Trump’s statements were a non-issue, it’s just that the pro-Trump influencers blew it out of proportion due to vaccine mandates being their most profitable and click-bait-able topic now.

But besides the postmortem of what happened in what was really a non-issue, his interview gave us an interesting glimpse into his plans for the future that I think a lot of people missed.



Trump is going to pivot and campaign on solving covid once and for all, along with campaigning on the economy as the two top issues.

When Trump left office, he was portrayed a being weak on covid responsiveness and solving the pandemic. But what a difference a few years makes.

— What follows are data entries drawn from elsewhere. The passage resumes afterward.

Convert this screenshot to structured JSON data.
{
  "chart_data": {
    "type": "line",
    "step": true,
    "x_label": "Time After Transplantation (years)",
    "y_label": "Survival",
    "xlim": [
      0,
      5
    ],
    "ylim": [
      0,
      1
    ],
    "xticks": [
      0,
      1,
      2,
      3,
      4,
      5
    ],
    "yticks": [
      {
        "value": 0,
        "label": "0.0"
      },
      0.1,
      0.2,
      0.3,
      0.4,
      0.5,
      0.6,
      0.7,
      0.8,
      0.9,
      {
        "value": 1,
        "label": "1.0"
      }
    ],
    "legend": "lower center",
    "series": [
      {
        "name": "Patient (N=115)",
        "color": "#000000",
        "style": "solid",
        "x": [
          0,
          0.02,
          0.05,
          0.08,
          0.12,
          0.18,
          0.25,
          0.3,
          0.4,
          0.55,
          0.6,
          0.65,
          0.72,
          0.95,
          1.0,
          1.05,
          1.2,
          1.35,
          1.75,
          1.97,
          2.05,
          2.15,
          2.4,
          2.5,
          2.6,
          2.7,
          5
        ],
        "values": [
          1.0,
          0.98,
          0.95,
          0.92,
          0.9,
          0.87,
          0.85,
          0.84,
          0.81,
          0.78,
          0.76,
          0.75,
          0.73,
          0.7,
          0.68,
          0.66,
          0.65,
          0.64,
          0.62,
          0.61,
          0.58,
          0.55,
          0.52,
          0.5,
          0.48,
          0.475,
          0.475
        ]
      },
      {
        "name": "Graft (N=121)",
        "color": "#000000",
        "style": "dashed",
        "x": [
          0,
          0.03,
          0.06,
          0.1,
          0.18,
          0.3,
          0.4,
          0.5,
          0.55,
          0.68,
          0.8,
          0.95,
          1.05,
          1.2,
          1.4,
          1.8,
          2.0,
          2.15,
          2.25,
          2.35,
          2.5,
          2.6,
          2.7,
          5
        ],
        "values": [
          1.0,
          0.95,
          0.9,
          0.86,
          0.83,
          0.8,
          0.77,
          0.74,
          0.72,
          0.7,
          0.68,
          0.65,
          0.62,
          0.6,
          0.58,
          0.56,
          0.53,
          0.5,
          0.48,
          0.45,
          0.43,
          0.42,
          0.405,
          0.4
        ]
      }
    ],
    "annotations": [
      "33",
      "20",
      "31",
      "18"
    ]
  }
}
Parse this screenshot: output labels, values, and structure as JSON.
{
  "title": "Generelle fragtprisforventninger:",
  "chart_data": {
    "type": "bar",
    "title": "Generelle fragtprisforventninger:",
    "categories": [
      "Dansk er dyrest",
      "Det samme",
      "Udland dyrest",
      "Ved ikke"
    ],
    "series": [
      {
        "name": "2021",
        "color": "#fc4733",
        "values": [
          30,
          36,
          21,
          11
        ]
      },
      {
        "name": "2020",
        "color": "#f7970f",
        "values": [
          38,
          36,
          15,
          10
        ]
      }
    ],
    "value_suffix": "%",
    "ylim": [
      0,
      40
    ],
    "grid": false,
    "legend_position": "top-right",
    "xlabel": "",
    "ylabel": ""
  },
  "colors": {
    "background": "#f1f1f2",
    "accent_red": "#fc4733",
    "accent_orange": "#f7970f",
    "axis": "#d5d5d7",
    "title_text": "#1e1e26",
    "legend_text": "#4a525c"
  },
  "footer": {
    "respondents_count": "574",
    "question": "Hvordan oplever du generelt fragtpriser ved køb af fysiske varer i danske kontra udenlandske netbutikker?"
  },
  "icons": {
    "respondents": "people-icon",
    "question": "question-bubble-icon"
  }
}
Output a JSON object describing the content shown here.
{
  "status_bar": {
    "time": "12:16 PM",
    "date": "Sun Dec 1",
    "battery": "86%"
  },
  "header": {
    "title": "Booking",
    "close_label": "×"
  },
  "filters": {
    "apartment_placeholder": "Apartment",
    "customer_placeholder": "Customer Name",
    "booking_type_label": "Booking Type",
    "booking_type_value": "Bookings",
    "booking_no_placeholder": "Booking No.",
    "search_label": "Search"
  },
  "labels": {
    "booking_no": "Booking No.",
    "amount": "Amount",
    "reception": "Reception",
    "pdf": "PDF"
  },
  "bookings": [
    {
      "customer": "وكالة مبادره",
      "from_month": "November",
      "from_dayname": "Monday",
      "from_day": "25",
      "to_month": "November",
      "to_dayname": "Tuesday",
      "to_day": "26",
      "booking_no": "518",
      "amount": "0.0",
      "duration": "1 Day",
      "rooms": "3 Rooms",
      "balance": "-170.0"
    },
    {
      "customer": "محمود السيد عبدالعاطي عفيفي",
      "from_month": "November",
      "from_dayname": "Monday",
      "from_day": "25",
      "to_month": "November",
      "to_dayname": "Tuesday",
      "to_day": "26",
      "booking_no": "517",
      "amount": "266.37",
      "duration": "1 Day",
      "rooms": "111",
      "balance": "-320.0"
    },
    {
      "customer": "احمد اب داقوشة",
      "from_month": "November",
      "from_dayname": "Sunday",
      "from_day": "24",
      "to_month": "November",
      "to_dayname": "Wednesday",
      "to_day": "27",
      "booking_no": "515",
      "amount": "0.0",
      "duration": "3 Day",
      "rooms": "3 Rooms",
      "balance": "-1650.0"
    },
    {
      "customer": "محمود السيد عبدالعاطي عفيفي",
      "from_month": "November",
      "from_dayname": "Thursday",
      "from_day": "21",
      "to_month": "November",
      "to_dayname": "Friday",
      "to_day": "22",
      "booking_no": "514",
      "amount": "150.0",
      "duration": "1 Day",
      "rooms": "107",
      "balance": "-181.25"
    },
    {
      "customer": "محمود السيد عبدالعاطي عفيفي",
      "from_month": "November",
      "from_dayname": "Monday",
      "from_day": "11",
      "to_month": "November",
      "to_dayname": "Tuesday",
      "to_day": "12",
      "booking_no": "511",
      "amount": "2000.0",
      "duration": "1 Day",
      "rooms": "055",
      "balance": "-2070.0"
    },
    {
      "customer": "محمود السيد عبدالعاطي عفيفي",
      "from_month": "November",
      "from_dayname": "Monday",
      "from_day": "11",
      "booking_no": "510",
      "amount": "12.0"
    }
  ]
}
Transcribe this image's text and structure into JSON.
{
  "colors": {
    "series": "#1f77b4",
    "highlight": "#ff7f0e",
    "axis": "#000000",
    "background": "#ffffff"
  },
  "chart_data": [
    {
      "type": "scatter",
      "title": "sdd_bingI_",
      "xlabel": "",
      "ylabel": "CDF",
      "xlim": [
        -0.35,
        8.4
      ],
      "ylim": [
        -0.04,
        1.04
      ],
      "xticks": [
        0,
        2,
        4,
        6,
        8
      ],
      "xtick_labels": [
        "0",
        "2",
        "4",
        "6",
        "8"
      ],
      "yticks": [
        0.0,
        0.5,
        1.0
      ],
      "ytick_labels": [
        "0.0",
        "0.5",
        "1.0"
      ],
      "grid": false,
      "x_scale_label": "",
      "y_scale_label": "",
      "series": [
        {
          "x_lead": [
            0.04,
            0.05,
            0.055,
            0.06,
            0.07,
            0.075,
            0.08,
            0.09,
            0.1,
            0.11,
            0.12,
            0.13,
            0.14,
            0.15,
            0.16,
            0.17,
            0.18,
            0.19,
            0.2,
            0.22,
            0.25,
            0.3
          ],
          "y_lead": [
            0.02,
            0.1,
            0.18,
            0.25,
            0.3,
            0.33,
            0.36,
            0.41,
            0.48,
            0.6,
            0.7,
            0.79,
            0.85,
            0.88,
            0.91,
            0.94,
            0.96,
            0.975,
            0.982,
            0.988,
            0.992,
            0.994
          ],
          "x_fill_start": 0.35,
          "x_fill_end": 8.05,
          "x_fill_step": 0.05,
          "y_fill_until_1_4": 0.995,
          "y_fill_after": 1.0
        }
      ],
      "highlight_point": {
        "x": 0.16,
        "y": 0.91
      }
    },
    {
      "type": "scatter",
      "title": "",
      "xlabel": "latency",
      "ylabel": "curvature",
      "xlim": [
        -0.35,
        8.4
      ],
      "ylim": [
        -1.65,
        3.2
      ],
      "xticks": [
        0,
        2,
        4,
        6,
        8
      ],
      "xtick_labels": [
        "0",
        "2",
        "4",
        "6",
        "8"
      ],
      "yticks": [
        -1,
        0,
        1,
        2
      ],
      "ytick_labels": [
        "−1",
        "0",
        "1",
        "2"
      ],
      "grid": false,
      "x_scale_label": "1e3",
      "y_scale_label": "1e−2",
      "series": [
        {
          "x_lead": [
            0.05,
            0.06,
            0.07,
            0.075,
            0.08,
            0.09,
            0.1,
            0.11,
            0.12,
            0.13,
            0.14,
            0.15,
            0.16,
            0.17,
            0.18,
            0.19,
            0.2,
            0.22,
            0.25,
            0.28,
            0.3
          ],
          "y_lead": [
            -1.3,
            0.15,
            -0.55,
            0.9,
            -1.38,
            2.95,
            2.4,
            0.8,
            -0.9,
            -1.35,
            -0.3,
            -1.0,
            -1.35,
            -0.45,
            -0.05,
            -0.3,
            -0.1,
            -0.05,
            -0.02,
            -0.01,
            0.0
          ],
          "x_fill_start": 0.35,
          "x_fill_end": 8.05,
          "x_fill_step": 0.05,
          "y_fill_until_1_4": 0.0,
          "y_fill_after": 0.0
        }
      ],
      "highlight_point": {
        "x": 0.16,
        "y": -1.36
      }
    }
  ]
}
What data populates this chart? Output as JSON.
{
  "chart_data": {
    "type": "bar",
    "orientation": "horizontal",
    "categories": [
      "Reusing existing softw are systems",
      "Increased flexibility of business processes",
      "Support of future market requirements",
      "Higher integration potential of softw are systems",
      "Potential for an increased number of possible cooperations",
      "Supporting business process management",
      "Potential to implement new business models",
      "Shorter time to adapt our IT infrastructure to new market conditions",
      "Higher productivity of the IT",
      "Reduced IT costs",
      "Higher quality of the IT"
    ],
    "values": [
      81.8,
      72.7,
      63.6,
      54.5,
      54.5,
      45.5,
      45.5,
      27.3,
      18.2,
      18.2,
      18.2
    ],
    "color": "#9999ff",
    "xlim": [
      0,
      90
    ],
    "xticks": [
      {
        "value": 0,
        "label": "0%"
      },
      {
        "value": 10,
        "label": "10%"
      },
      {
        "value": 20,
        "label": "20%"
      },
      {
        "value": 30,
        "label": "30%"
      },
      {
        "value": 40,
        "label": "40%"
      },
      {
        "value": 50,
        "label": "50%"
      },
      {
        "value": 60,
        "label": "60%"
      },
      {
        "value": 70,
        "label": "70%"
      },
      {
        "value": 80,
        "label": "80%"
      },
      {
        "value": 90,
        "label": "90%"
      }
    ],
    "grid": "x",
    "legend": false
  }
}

Biden now has more deaths and more cases on his watch than Trump. Not only that, under Trump things were improving when he left, both with covid and the economy.

Now those two things appear to be worse. The pandemic response seems to be stuck in place with no improvements being made. And the economy is worse by almost every metric available.

We already know the economy is a winning issue for Trump in any campaign. He super-charged the economy once and led the country to historic low unemployment for almost every segment of the population while he was president.

His only weakness in 2020 was on covid, which was mostly a narrative by the media, but nonetheless it stuck. But now, that’s been reversed.

Biden and the Democrats are seen as worse on the pandemic. Nothing they do seems to work, and they keep doubling-down on failed policies that grow more unpopular by the day.

So this is why Trump is talking vaccines and he doesn’t want his supporters to get carried away attacking him for it.

Trump is setting up his 2024 campaign strategy and part of this is going to be his pledge to eradicate covid as an ongoing problem.

Don’t worry, it won’t just be all vaccine talk, he’ll also run on doing away with mandates and restrictions.

It’s a catch-all policy that will win moderates from both sides.



The key is that Trump supporters should not make the mistake of misinterpreting his actions. He’s not calling for vaccine mandates, he’s pivoting towards a national strategy to win an election.

If Trump runs on the economy and ending the pandemic, he’ll likely garner even more votes than he did in 2020.